The area planted with Bt cotton has increased substantially, even displacing food crops of lentils and oilseeds. Despite stagnating yields, which is the real measure of productivity (kg lint/Ha), ‘adoption’ or market share was deliberately used to camouflage the reality.
There should be a very clear line between regulation and product promotion. However, in India (as elsewhere), official bodies seem to not know the difference and are quite content to act as GM agritech product promoters while masquerading as regulators.
In addition to this, officials also seem quite confused when it comes to actual productivity. Rodrigues says:
“There is little distance between our regulators and institutions and ministries of governance and the supposedly regulated biotech industry, all of which together, promote GM crops as vendors. Is it to be assumed that the U of I [Union of India] does not know the difference between ‘adoption’ and ‘productivity’?”
The rejoinder affidavit concludes by asserting that Bt technology is a dying technology worldwide because it is proving to be unsustainable on the ground.
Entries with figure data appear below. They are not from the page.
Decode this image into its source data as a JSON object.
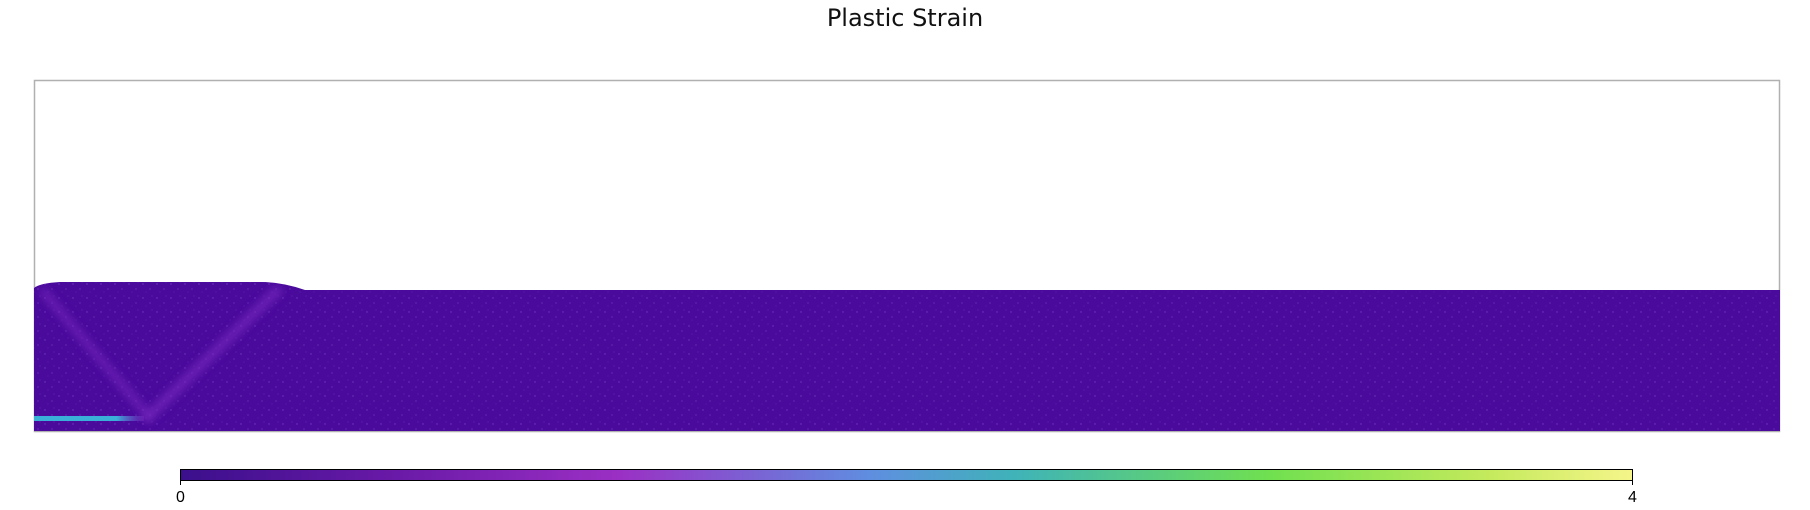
{
  "chart_data": {
    "type": "heatmap",
    "title": "Plastic Strain",
    "xlabel": "",
    "ylabel": "",
    "grid": false,
    "colorbar": {
      "orientation": "horizontal",
      "placement": "bottom",
      "min": 0,
      "max": 4,
      "ticks": [
        0,
        4
      ],
      "tick_labels": [
        "0",
        "4"
      ],
      "colormap": "plasma-viridis blend",
      "stops": [
        {
          "value": 0,
          "color": "#3b0f8c"
        },
        {
          "value": 0.6,
          "color": "#6a1aa8"
        },
        {
          "value": 1.2,
          "color": "#9b2fc4"
        },
        {
          "value": 1.9,
          "color": "#5f8ee0"
        },
        {
          "value": 2.3,
          "color": "#3fb3b8"
        },
        {
          "value": 3.0,
          "color": "#70e050"
        },
        {
          "value": 3.6,
          "color": "#c4ea5c"
        },
        {
          "value": 4.0,
          "color": "#f5f58a"
        }
      ]
    },
    "field": {
      "background_value": 0.1,
      "background_color": "#4a0a9c",
      "features": [
        {
          "name": "left shear band",
          "value": 1.0,
          "color": "#7a2cc0"
        },
        {
          "name": "right shear band",
          "value": 1.0,
          "color": "#7a2cc0"
        },
        {
          "name": "bottom-left strain layer",
          "value": 2.2,
          "color": "#3ab0d8"
        }
      ]
    }
  }
}
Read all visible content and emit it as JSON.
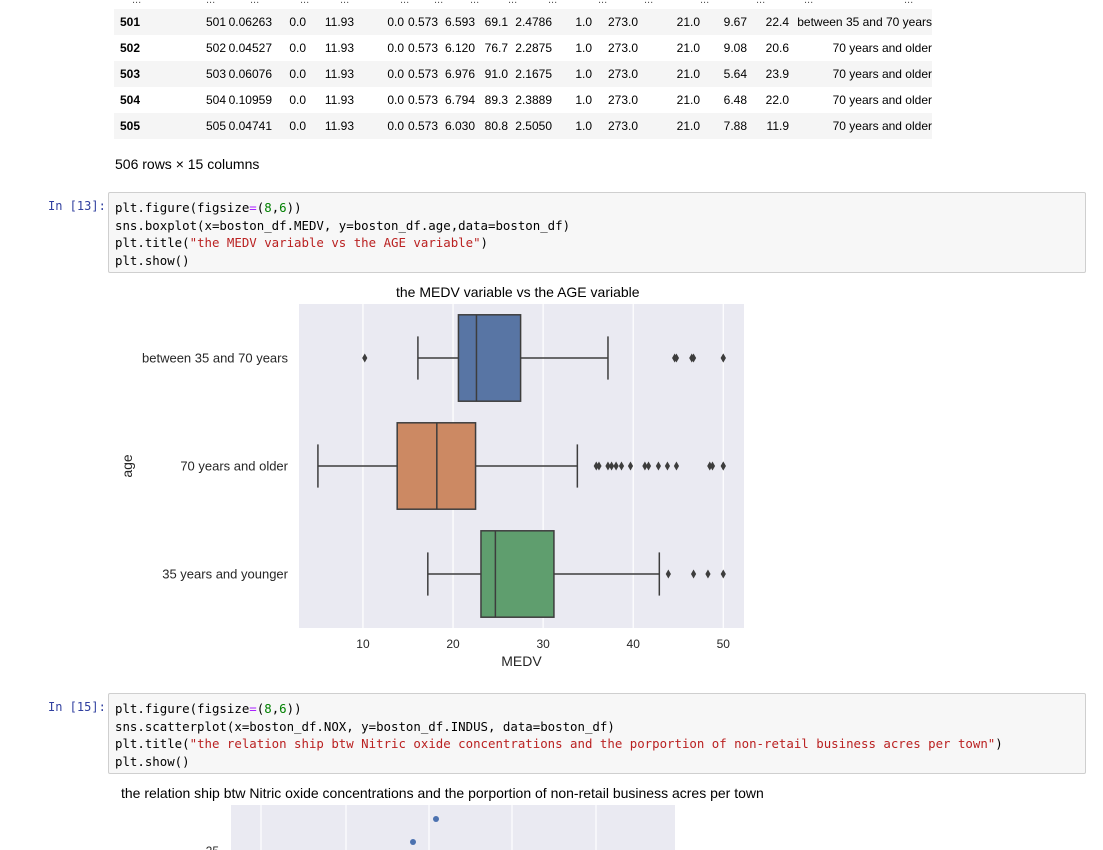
{
  "table": {
    "ellipsis": "...",
    "rows": [
      {
        "index": "501",
        "c": [
          "501",
          "0.06263",
          "0.0",
          "11.93",
          "0.0",
          "0.573",
          "6.593",
          "69.1",
          "2.4786",
          "1.0",
          "273.0",
          "21.0",
          "9.67",
          "22.4",
          "between 35 and 70 years"
        ]
      },
      {
        "index": "502",
        "c": [
          "502",
          "0.04527",
          "0.0",
          "11.93",
          "0.0",
          "0.573",
          "6.120",
          "76.7",
          "2.2875",
          "1.0",
          "273.0",
          "21.0",
          "9.08",
          "20.6",
          "70 years and older"
        ]
      },
      {
        "index": "503",
        "c": [
          "503",
          "0.06076",
          "0.0",
          "11.93",
          "0.0",
          "0.573",
          "6.976",
          "91.0",
          "2.1675",
          "1.0",
          "273.0",
          "21.0",
          "5.64",
          "23.9",
          "70 years and older"
        ]
      },
      {
        "index": "504",
        "c": [
          "504",
          "0.10959",
          "0.0",
          "11.93",
          "0.0",
          "0.573",
          "6.794",
          "89.3",
          "2.3889",
          "1.0",
          "273.0",
          "21.0",
          "6.48",
          "22.0",
          "70 years and older"
        ]
      },
      {
        "index": "505",
        "c": [
          "505",
          "0.04741",
          "0.0",
          "11.93",
          "0.0",
          "0.573",
          "6.030",
          "80.8",
          "2.5050",
          "1.0",
          "273.0",
          "21.0",
          "7.88",
          "11.9",
          "70 years and older"
        ]
      }
    ],
    "shape_info": "506 rows × 15 columns"
  },
  "cell13": {
    "prompt": "In [13]:",
    "line1": {
      "a": "plt.figure(figsize",
      "b": "=",
      "c": "(",
      "d": "8",
      "e": ",",
      "f": "6",
      "g": "))"
    },
    "line2": "sns.boxplot(x=boston_df.MEDV, y=boston_df.age,data=boston_df)",
    "line3": {
      "a": "plt.title(",
      "b": "\"the MEDV variable vs the AGE variable\"",
      "c": ")"
    },
    "line4": "plt.show()"
  },
  "cell15": {
    "prompt": "In [15]:",
    "line1": {
      "a": "plt.figure(figsize",
      "b": "=",
      "c": "(",
      "d": "8",
      "e": ",",
      "f": "6",
      "g": "))"
    },
    "line2": "sns.scatterplot(x=boston_df.NOX, y=boston_df.INDUS, data=boston_df)",
    "line3": {
      "a": "plt.title(",
      "b": "\"the relation ship btw Nitric oxide concentrations and the porportion of non-retail business acres per town\"",
      "c": ")"
    },
    "line4": "plt.show()"
  },
  "chart_data": [
    {
      "type": "box",
      "title": "the MEDV variable vs the AGE variable",
      "xlabel": "MEDV",
      "ylabel": "age",
      "orientation": "horizontal",
      "xlim": [
        2.9,
        52.3
      ],
      "xticks": [
        10,
        20,
        30,
        40,
        50
      ],
      "grid": true,
      "background": "#eaeaf2",
      "categories": [
        "between 35 and 70 years",
        "70 years and older",
        "35 years and younger"
      ],
      "series": [
        {
          "category": "between 35 and 70 years",
          "color": "#5875a4",
          "whisker_low": 16.1,
          "q1": 20.6,
          "median": 22.6,
          "q3": 27.5,
          "whisker_high": 37.2,
          "outliers": [
            10.2,
            44.6,
            44.8,
            46.5,
            46.7,
            50.0,
            50.0
          ]
        },
        {
          "category": "70 years and older",
          "color": "#cc8963",
          "whisker_low": 5.0,
          "q1": 13.8,
          "median": 18.2,
          "q3": 22.5,
          "whisker_high": 33.8,
          "outliers": [
            35.9,
            36.2,
            37.2,
            37.6,
            38.1,
            38.7,
            39.7,
            41.3,
            41.7,
            42.8,
            43.8,
            44.8,
            48.5,
            48.8,
            50.0,
            50.0
          ]
        },
        {
          "category": "35 years and younger",
          "color": "#5f9e6e",
          "whisker_low": 17.2,
          "q1": 23.1,
          "median": 24.7,
          "q3": 31.2,
          "whisker_high": 42.9,
          "outliers": [
            43.9,
            46.7,
            48.3,
            50.0
          ]
        }
      ]
    },
    {
      "type": "scatter",
      "title": "the relation ship btw Nitric oxide concentrations and the porportion of non-retail business acres per town",
      "y_tick_visible": "25",
      "grid": true,
      "background": "#eaeaf2",
      "color": "#4c72b0"
    }
  ]
}
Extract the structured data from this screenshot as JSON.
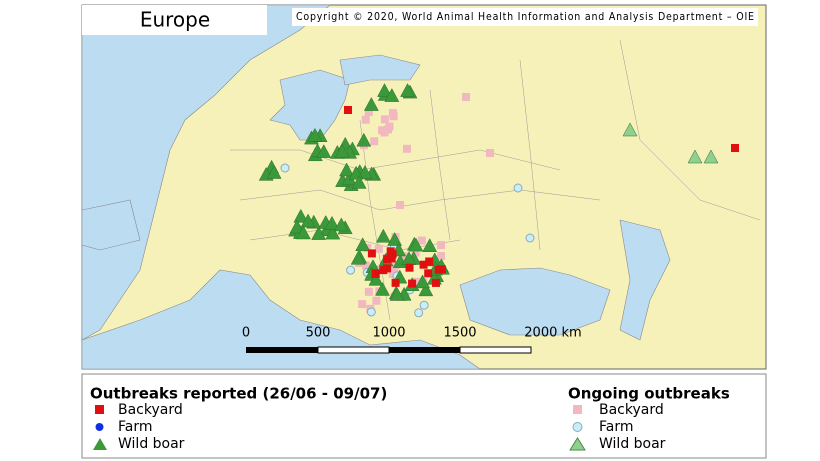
{
  "map": {
    "title": "Europe",
    "copyright": "Copyright © 2020, World Animal Health Information and Analysis Department – OIE",
    "scale_bar": {
      "labels": [
        "0",
        "500",
        "1000",
        "1500",
        "2000 km"
      ]
    }
  },
  "legend": {
    "reported": {
      "title": "Outbreaks reported (26/06 - 09/07)",
      "items": [
        "Backyard",
        "Farm",
        "Wild boar"
      ]
    },
    "ongoing": {
      "title": "Ongoing outbreaks",
      "items": [
        "Backyard",
        "Farm",
        "Wild boar"
      ]
    }
  }
}
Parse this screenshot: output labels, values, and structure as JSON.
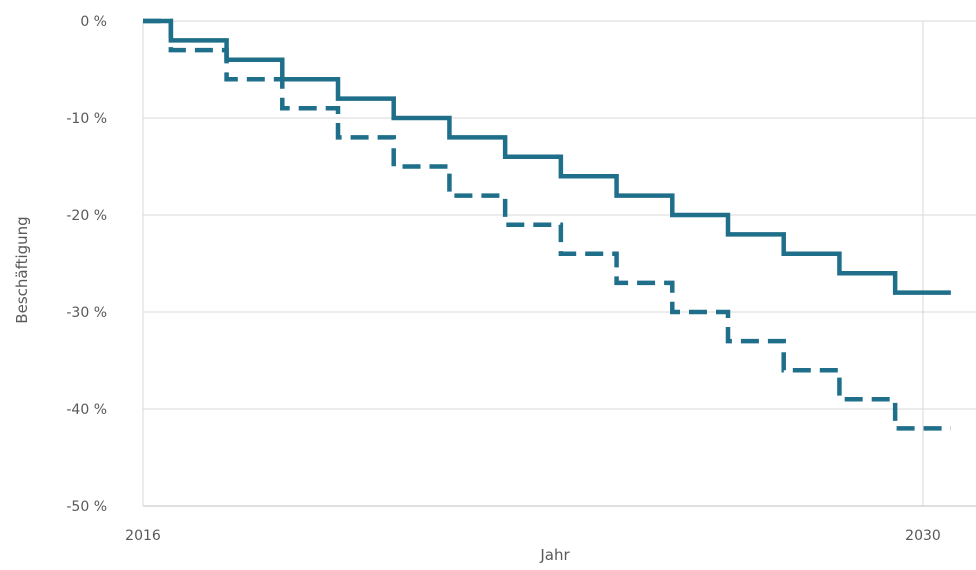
{
  "chart_data": {
    "type": "line",
    "step": true,
    "title": "",
    "xlabel": "Jahr",
    "ylabel": "Beschäftigung",
    "xlim": [
      2016,
      2030.5
    ],
    "ylim": [
      -50,
      0
    ],
    "x_ticks": [
      2016,
      2030
    ],
    "y_ticks": [
      0,
      -10,
      -20,
      -30,
      -40,
      -50
    ],
    "y_tick_labels": [
      "0 %",
      "-10 %",
      "-20 %",
      "-30 %",
      "-40 %",
      "-50 %"
    ],
    "grid": "horizontal and vertical",
    "legend": "none",
    "color": "#1f6f8b",
    "x": [
      2016,
      2016.5,
      2017.5,
      2018.5,
      2019.5,
      2020.5,
      2021.5,
      2022.5,
      2023.5,
      2024.5,
      2025.5,
      2026.5,
      2027.5,
      2028.5,
      2029.5,
      2030.5
    ],
    "series": [
      {
        "style": "solid",
        "values": [
          0,
          -2,
          -4,
          -6,
          -8,
          -10,
          -12,
          -14,
          -16,
          -18,
          -20,
          -22,
          -24,
          -26,
          -28,
          -28
        ]
      },
      {
        "style": "dashed",
        "values": [
          0,
          -3,
          -6,
          -9,
          -12,
          -15,
          -18,
          -21,
          -24,
          -27,
          -30,
          -33,
          -36,
          -39,
          -42,
          -42
        ]
      }
    ]
  }
}
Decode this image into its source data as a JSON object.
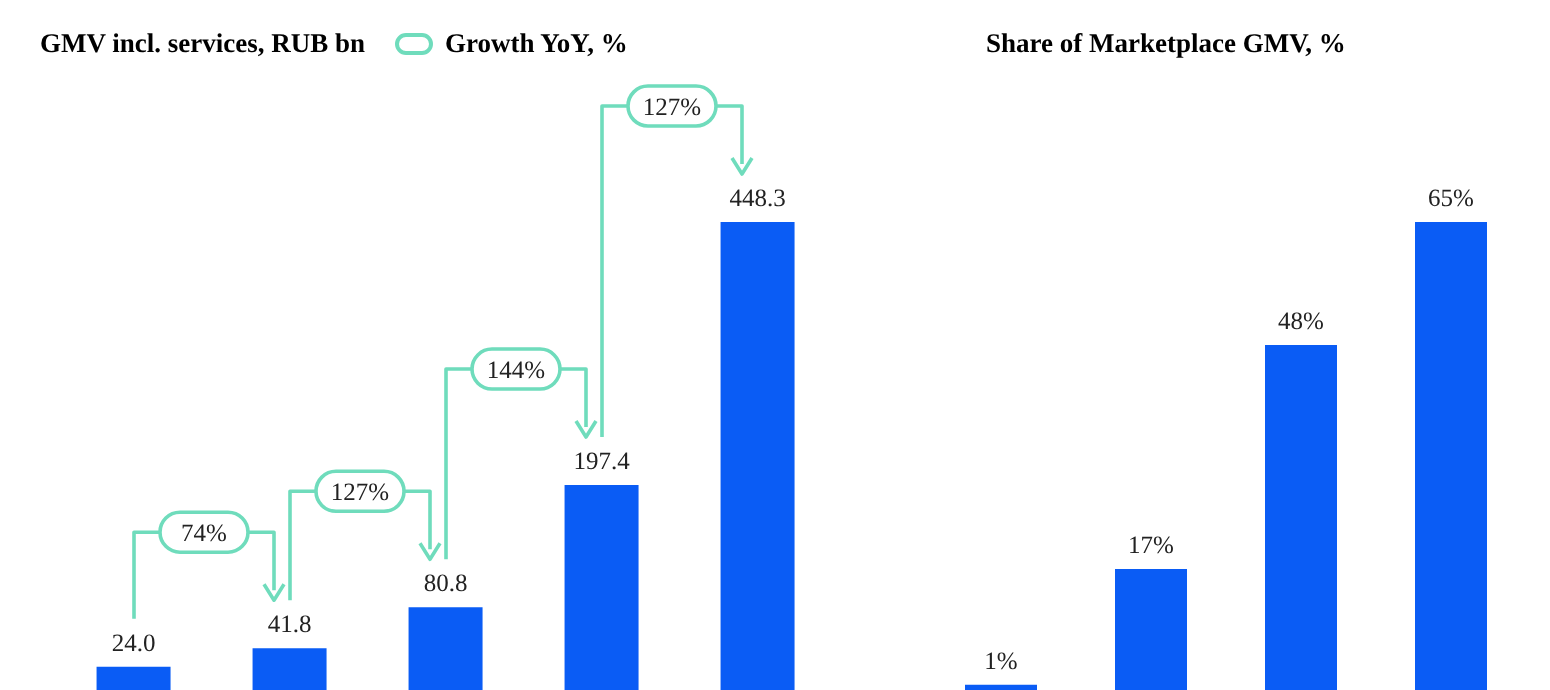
{
  "chart_data": [
    {
      "type": "bar",
      "title": "GMV incl. services, RUB bn",
      "categories": [
        null,
        null,
        null,
        null,
        null
      ],
      "values": [
        24.0,
        41.8,
        80.8,
        197.4,
        448.3
      ],
      "value_labels": [
        "24.0",
        "41.8",
        "80.8",
        "197.4",
        "448.3"
      ],
      "color": "#0a5cf5",
      "annotations": [
        "Growth YoY, %",
        "74%",
        "127%",
        "144%",
        "127%"
      ]
    },
    {
      "type": "bar",
      "title": "Share of Marketplace GMV, %",
      "categories": [
        null,
        null,
        null,
        null
      ],
      "values": [
        1,
        17,
        48,
        65
      ],
      "value_labels": [
        "1%",
        "17%",
        "48%",
        "65%"
      ],
      "color": "#0a5cf5"
    }
  ]
}
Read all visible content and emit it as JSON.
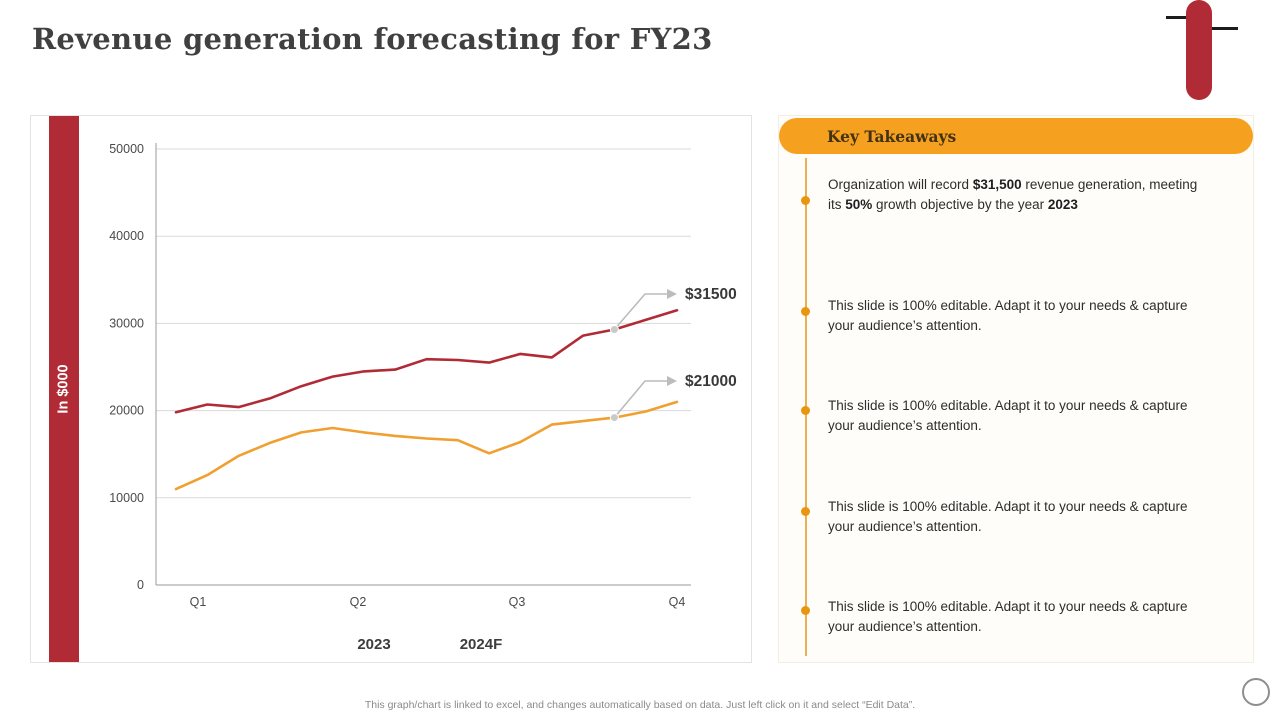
{
  "slide": {
    "title": "Revenue generation forecasting for FY23",
    "footer": "This graph/chart is linked to excel, and changes automatically based on data. Just left click on it and select “Edit Data”.",
    "accent_red": "#B02B35",
    "accent_orange": "#F5A01F"
  },
  "chart_data": {
    "type": "line",
    "title": "",
    "xlabel": "",
    "ylabel": "In $000",
    "ylim": [
      0,
      50000
    ],
    "yticks": [
      0,
      10000,
      20000,
      30000,
      40000,
      50000
    ],
    "grid": true,
    "legend_position": "bottom",
    "categories": [
      "Q1",
      "Q2",
      "Q3",
      "Q4"
    ],
    "series": [
      {
        "name": "2023",
        "color": "#B02B35",
        "values": [
          19800,
          20700,
          20400,
          21400,
          22800,
          23900,
          24500,
          24700,
          25900,
          25800,
          25500,
          26500,
          26100,
          28600,
          29300,
          30400,
          31500
        ]
      },
      {
        "name": "2024F",
        "color": "#F0A030",
        "values": [
          11000,
          12600,
          14800,
          16300,
          17500,
          18000,
          17500,
          17100,
          16800,
          16600,
          15100,
          16400,
          18400,
          18800,
          19200,
          19900,
          21000
        ]
      }
    ],
    "annotations": [
      {
        "text": "$31500",
        "series": "2023"
      },
      {
        "text": "$21000",
        "series": "2024F"
      }
    ]
  },
  "takeaways": {
    "header": "Key Takeaways",
    "items": [
      {
        "segments": [
          "Organization will record ",
          "$31,500",
          " revenue generation, meeting its ",
          "50%",
          " growth objective by the year ",
          "2023"
        ]
      },
      {
        "text": "This slide is 100% editable. Adapt it to your needs & capture your audience’s attention."
      },
      {
        "text": "This slide is 100% editable. Adapt it to your needs & capture your audience’s attention."
      },
      {
        "text": "This slide is 100% editable. Adapt it to your needs & capture your audience’s attention."
      },
      {
        "text": "This slide is 100% editable. Adapt it to your needs & capture your audience’s attention."
      }
    ]
  }
}
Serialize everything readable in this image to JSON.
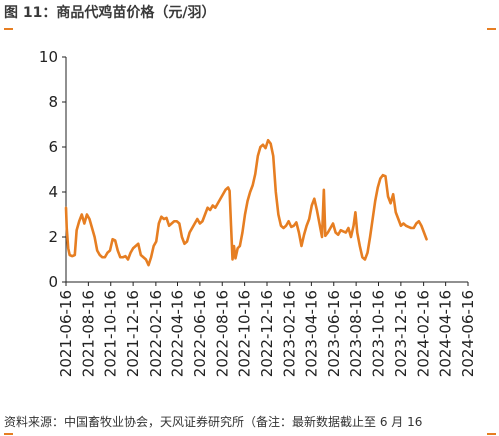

This is certainly true of Bt cotton in India. Therefore, Rodrigues says that it would be utterly tragic if at this juncture, India were to succumb to industry pressure and introduce Bt technology into other food crops as is clearly the plan.
It is clearly the case that Bt cotton cannot be used as a model of success to justify the push for GM. Along with fudged data and invalid field tests, it smacks of desperation and constitutes part of a monumental bluff instigated on behalf of powerful commercial interests.